In response to a growing demand for making advanced AI tools and large multi-omics data resources more accessible, our research program has made significant strides in developing user-friendly software. Our aim is to enhance access to cutting-edge deep learning models and large genomics/pharmacogenomic data. Recognizing the challenges faced by many biomedical researchers with limited programming expertise, we have crafted intuitive platforms to bridge this gap. Notably, our innovative web-based application, shinyDeepDR, is built on the robust R Shiny framework. It allows users to effortlessly input mutation or gene expression profiles and obtain predictions for responses to 265 oncology and non-oncology compounds (Patterns 2024). Additionally, our DepLink application serves as a comprehensive resource. It enables the exploration of intricate relationships between gene knockouts, drug treatments, and molecular signatures, integrating data from diverse sources such as CRISPR screens, drug screens, and molecular signatures (Bioinformatics Advances 2023). These tools feature interactive user interfaces with dynamic visualization, searching, and filtering capabilities. Our research underscores the feasibility and broad applicability of user-friendly tools in advancing deep learning and pharmacogenomics.
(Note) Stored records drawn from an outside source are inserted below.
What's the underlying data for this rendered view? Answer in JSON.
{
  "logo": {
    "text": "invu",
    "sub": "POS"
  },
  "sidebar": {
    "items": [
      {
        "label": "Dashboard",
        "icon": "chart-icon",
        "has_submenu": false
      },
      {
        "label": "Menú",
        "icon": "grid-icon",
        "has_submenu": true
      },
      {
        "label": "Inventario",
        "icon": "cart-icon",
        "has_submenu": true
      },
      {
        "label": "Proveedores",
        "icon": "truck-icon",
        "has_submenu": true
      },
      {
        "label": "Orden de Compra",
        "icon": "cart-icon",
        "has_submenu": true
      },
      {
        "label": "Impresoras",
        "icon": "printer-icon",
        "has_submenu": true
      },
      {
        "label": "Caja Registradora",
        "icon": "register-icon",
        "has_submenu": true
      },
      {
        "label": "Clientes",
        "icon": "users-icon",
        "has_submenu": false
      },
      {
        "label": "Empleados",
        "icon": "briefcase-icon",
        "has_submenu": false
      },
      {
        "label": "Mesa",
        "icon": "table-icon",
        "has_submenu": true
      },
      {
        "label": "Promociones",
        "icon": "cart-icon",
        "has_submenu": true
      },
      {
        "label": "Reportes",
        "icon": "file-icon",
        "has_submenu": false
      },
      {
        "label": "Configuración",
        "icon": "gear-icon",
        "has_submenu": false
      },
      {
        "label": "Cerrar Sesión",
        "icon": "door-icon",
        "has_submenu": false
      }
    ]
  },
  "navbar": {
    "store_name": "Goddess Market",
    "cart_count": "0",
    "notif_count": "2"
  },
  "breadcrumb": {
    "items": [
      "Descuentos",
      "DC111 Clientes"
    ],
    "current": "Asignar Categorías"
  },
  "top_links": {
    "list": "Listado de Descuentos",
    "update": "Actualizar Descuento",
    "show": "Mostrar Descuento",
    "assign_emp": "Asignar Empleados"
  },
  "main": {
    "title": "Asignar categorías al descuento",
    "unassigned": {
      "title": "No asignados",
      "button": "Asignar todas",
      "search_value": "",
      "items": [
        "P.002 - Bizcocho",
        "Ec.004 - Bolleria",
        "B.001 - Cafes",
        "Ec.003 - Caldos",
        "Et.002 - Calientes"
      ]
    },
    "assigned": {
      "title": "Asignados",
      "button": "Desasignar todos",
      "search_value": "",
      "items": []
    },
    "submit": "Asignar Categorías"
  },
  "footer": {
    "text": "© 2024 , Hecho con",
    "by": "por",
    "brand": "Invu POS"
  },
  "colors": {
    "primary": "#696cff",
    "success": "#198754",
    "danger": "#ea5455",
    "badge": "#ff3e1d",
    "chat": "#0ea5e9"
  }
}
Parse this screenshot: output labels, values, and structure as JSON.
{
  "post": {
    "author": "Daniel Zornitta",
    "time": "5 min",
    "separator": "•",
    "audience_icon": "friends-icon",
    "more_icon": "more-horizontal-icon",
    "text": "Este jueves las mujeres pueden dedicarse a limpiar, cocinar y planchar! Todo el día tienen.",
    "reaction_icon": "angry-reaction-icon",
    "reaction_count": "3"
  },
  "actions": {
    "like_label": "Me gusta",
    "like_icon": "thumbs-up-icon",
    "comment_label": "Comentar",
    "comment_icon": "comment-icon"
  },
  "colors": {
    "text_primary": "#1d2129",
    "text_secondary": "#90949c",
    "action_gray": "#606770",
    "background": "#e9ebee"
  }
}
Identifying prognostic biomarkers and studying treatment resistance using integrative clinical genomics: tackling liver and blood cancers as examples

While cancer diagnosis and treatment have significantly improved over the past decade, liver and blood cancers remain more lethal than most other types. Over the past decade, we have collaborated with hematologists and oncologists to study the most prevalent type of liver cancer (hepatocellular carcinoma; HCC) and both acute (acute myeloid leukemia; AML) and chronic (myelodysplastic syndrome; MDS) forms of blood cancer. Our hypothesis is that integrated bioinformatics analyses of high-dimensional genomic profiles and clinical records can lead to the discovery of novel prognostic markers, resistance mechanisms, and therapeutic targets. Specifically in HCC, our analyses have unveiled promising targets for a prevalent “undruggable” gene mutation in β-catenin (CTNNB1), aligning consistently with findings from in vivo models (Patterns 2024). In AML, through integrated analyses of mutations, gene expression, and miRNA expression profiles of patients with de novo AML, we identified strategies for biomarker implementation based on different modalities of cancer multi-omics: miRNAs, mRNAs, gene regulations, and pathways. We proposed and verified a novel mechanism: NPM1 (a frequently mutated gene in AML) mutation modulates miRNA-gene regulation associated with prognosis (Leukemia 2016). At the pathway level, we further demonstrated that the crosstalk among the pathways of Myc, OXPHOS, mTOR, and stemness governs patients’ response to "7 + 3" induction chemotherapy (European Journal of Haematology 2019). Overall, our studies provide biological and clinical insights into prognostic markers and chemoresistance mechanisms.